When British banks failed spectacularly in 2008, prompting a huge government bailout, ex-RBS chief exec Fred Goodwin became the British version of Bernie Madoff.
The once revered Royal Bank of Scotland posted losses of £24.1 billion ($39.2 billion) during Goodwin’s reign – the biggest ever in UK corporate history – and in 2009 it emerged during a Parliamentary committee hearing that Goodwin had no formal banking training or relevant qualifications.
‘Fred the Shred’ was forced into hiding and for a while it seemed as if he was entirely responsible for the near-collapse of Britain’s banks.
There was further outrage when Fred Goodwin’s pension plan with RBS was made public, amounting to £16 million. Amid mounting pressure to prevent Mr Goodwin from receiving around £703,000 a year, the Royal Bank of Scotland announced in June 2009 that his annual income from his pension had been reduced to £342,500.
Iceland has become something of a pariah state in Britain and the Netherlands where it seems every other person, business or in Britain’s case, local council, was heavily invested in Icelandic banks, which collapsed in 2008.
The British and Dutch governments petitioned Iceland to pay back depositors for money lost, but an outright rejection of a repayment deal by the Icelandic people in a 2010 referendum, with 92 percent voting against to just 2 percent in favour meant a renegotiation of the repayment conditions.
In February 2011, the president of Iceland, Olafur Ragnar Grimmson refused to sign a $5 billion deal to repay the UK and the Netherlands for deposits lost, despite parliament approving it one week earlier.
A second referendum specifying less stringent repayment conditions was again overwhelmingly rejected and the British and Dutch governments have since vowed to pursue Iceland through the courts to recoup the money lost by investors in both countries.
The former British Prime Minister famously said in his previous role as finance minister that the UK would never return to an era of “boom and bust”.
Traditionally the right wing Conservative party were trusted more on the economy than their left-leaning Labour opponents, but Gordon Brown, during his time in charge of the British Treasury changed all that.
Brown pushed through deregulation of the City as Labour embraced traditionally Conservative free market ideas and British borrowers could secure mortgage rates as high as 125 percent.
Debt piled up as the government spent heavily and the consequences of house price and equity booms were summarily ignored.
Current Prime Minister David Cameron, who once described Mr. Brown’s brain as “awesome”, nowadays blames him and the policies of the previous government for Britain’s mind boggling deficit which at 10.4 percent of GDP was the third highest in the European Union last year.

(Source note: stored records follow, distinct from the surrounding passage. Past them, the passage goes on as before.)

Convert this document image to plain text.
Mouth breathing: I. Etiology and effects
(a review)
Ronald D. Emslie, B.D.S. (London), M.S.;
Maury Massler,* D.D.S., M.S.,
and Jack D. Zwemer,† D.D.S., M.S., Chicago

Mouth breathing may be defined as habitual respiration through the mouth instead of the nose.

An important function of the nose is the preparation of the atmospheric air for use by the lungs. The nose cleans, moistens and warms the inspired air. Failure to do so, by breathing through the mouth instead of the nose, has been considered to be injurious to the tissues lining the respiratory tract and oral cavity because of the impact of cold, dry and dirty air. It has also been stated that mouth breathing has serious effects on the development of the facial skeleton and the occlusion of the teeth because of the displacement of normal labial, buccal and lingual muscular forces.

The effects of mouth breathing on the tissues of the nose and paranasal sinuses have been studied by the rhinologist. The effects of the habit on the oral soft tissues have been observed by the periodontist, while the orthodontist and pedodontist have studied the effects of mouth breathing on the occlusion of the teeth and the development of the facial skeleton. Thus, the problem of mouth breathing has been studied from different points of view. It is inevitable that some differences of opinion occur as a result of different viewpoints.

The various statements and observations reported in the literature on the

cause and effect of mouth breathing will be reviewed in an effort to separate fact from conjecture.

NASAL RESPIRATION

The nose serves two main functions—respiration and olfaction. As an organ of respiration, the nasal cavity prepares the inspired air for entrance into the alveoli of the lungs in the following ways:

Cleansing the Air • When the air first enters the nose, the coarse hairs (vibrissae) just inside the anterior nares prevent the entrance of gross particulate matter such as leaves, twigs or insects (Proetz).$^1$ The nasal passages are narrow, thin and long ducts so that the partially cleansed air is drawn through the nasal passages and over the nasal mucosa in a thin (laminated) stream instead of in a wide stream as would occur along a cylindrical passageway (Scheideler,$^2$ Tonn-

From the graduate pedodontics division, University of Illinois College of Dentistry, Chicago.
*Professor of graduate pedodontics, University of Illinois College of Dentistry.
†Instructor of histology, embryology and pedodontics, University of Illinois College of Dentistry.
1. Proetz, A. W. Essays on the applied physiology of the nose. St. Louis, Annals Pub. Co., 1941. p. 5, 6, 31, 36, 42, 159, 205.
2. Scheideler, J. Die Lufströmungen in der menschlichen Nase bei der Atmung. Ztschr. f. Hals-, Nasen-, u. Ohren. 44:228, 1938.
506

A Moody’s double downgrade of Greece to below junk status and Spain down to Aa2 in March 2011 fuelled market panic over euro zone debt and prompted Greek Prime Minister George Papandreou claim ratings agencies were “seeking to shape our destiny and determine the future of our children.”
There was more bad news in May when Standard and Poor’s cut Greece’s rating again with a warning that it could be downgraded further and criticism of the agencies led to German foreign minister Guido Westerwelle calling for the creation of an alternative European credit rating agency.
However, IMF managing director Dominique Strauss Khan’s argument that rating agencies reflect investor perceptions rather than the true economic conditions of countries such as Greece, Ireland and Portugal does little to explain the fundamental problems which resulted in the near collapse of these euro zone economies.
When they joined the euro zone, countries such as Ireland, Spain and Portugal who joined in 1999, followed by Greece in 2001, effectively relinquished sovereign control of monetary policy and with it the power to devalue their currencies and raise interest rates.
Critics of the euro argue that property and credit booms (and eventual busts) such as those experienced in Ireland, could have been avoided if the Irish had maintained control over their monetary policy.
While it’s a fair point that weaker euro zone economies were always likely to struggle against the relative economic powerhouses of Germany and northern Europe, the idea that the problems they are now facing would not exist if they operated outside the euro zone is far too simplistic.
As Silvia Wadhwa points out, peripheral European economies enjoyed low interest rates on entry to the euro and they spent wildly, improving both infrastructure and the living standards of their citizens.
When the global economic downturn hit, the weaknesses of their national economies were exposed and they were unable to pay back their creditors.
The rest, they say, is history, but it remains to be seen how history will treat the single currency, Europe’s most ambitious project.